Посещение Академии художеств барон Диц обставил пышно. Он не только заготовил целую речь, в которой славил начинание северной столицы, но внес некоторые деньги в фонд помощи студентам, деньги небольшие, но директор был совершенно растроган. Сенат вот-вот должен был утвердить (это «вот-вот» могло длиться годами) проект, по которому штаб-контора должна была отпускать Академии по 3 тысячи в год. Но война смяла утверждение проекта, деньги на казенное содержание учащихся цедили жалкой, пресекающейся струйкой. На подаренные бароном Дицем деньги директор мог отремонтировать классы и даже сэкономить кое-что на покупку холстов и кистей.
То, что не мог, а может быть, не захотел сделать английский посланник, а именно представить барона Ив. Ив. Шувалову, неожиданно само собой произошло в Академии. Только что аттестовали первый курс учащихся, и теперь для обсуждениях текущих дел должны были собраться все академики и адъютанты. Ждали и Шувалова. Директору только оставалось назвать Дицу день сбора.

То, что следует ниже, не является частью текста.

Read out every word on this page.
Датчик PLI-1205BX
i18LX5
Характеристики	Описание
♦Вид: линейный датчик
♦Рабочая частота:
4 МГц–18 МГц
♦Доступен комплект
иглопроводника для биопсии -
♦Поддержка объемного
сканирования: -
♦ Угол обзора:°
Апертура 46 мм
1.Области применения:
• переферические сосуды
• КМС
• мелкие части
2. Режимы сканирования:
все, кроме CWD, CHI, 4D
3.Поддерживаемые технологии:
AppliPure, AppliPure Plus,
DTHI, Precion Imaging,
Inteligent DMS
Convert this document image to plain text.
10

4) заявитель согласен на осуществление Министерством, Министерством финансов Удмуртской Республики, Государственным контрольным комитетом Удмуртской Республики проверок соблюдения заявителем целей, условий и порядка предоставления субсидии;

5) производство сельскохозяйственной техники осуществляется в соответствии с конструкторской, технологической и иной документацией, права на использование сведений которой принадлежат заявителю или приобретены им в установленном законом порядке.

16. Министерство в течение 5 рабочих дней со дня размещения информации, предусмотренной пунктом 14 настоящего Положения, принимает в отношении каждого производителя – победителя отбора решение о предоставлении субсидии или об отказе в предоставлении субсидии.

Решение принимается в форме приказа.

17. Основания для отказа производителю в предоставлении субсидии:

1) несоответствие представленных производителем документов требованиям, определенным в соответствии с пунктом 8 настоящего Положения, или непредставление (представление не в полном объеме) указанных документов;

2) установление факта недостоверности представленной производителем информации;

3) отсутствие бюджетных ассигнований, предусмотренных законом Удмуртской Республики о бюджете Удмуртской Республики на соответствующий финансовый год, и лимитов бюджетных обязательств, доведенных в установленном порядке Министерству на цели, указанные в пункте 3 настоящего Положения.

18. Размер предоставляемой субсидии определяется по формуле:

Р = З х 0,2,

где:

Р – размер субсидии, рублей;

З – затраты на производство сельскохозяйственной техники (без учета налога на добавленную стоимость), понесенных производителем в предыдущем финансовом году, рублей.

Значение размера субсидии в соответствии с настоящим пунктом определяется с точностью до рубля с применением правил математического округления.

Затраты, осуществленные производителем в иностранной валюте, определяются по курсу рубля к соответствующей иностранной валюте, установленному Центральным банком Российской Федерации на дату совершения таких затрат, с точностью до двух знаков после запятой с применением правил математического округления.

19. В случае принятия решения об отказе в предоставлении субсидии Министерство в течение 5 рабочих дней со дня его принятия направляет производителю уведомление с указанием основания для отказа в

Через три дня барон опять посетил Академию, опять распустил в разговоре павлиний хвост и, закатывая глаза, говорил о живописи и скульптуре. Шувалов выслушал его серьезно, провел в свой небольшой, но великолепно обставленный кабинет. Поговорили об Италии, о Флоренции, о полотнах Леонардо и Беллини. Очень насыщенная была беседа, и хотя Иван Иванович не предложил барону посетить свой дом, мнимый меценат понял, что крючок заброшен, и если он не будет ослаблять своих мозговых и мускульных усилий, то и наживка фаворитом будет заглочена.
В Академии же у одного из адъюнктов барон узнал местожительство художника Мюллера. Оказалось, что тот давно не лепит и не пишет картин, а перешел на торговлю произведениями искусства.
— Однако я вам не советую его посещать, — добавил адъюнкт доверительно. — Bряд ли вы там приобретете что-нибудь стоящее, говоря, что Мюллер усвоил пагубную привычку русских — пьет горькую. Где водка, там нет богатства.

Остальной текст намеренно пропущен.